Many residents are upset that local officials did nothing to deter the production of a show that could have serious effects on the quiet vacation destination. Jerry Oakley, the vice chairman of the Georgetown County Council, stated "Any citizen who does not agree with the decision of the Zoning Administrator can immediately appeal it to the Board of Zoning Appeals, and that would be my suggestion to anyone who has issue with that decision." Oakley went on to point out that the county does not have the authority to stop someone from filming simply because they dislike the nature of the content.

On July 31, 2013, The Sun News reported that many locals are unhappy about Murrells Inlet being in the upcoming spotlight, especially if the show turns out to be similar to TLC's Myrtle Manor. People from Georgetown County express concern that the cast does not reflect the Southern character and hospitality for which the area is known. One resident is quoted saying "I think it is absolutely ridiculous, [and] it is humiliating. The kind of people that they are casting are not from here. We definitely have more manners than that."

Former Georgia congressman, The Dukes of Hazzard star Ben Jones has been openly critical of Party Down South since its debut and has even gone so far as to write a condemning open letter to Country Music Television and its parent company Viacom Media Networks regarding the show and its portrayal of southerners.

===Legal problems===
On February 23, 2014, cast member Lyle Boudreaux was arrested in Maurice, Louisiana, for burglary of a vehicle. TMZ later uploaded the security camera footage that recorded Boudreaux in the act.

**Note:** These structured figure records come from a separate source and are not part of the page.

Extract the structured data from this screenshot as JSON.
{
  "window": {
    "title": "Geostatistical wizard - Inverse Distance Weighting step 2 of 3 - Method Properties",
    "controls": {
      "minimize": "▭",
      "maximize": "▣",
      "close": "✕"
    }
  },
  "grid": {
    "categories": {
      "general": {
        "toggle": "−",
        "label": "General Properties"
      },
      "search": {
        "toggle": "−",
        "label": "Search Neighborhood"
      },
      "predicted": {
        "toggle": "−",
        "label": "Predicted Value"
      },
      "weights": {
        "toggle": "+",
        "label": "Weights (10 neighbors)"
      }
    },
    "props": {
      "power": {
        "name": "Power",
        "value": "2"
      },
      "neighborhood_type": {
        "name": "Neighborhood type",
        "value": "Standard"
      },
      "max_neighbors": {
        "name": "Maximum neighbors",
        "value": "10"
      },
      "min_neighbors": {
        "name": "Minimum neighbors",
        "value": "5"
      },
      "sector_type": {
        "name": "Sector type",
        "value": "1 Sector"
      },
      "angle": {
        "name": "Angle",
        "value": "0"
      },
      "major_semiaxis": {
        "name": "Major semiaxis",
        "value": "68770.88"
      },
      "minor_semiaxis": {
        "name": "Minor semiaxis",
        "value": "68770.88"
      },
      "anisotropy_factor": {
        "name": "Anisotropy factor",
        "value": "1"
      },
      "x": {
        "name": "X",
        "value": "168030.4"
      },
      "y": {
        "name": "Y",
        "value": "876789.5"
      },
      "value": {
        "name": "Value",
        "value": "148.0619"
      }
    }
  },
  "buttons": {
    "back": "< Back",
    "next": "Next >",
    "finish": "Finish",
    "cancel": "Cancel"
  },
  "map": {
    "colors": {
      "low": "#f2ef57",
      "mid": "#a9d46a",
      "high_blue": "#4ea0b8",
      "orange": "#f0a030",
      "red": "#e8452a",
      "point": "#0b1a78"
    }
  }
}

In April 2014, cast member Mattie Breaux had a bench warrant issued for her arrest. This was the result of her failing to appear for a pre-trial hearing from a 2012 drunk-driving arrest. She said she was participating in filming for Season 2 in Athens, Georgia, at the time of the hearing.

In July 2014, cast member Ryan "Daddy" Richards was investigated by authorities in Athens, Georgia, after a woman initially told police that she had been sexually assaulted by "Daddy" after being slipped a date rape drug while partying with the cast during the filming of season 2. However, after reviewing approximately 20 hours of footage, police ultimately determined that the accusations had been proven false.

On November 15, 2014, cast member Josh Murray was arrested for DUI and driving with a suspended license in Rankin County, Mississippi, after failing a field sobriety test.

On February 8, 2015, Lyle Boudreaux was arrested again, this time in Lafayette, Louisiana, on charges of drunk driving, marijuana possession and bringing drugs into a jail following his arrest.

On October 25, 2018, Taylor Wright was arrested for punching her mother-in-law during an argument.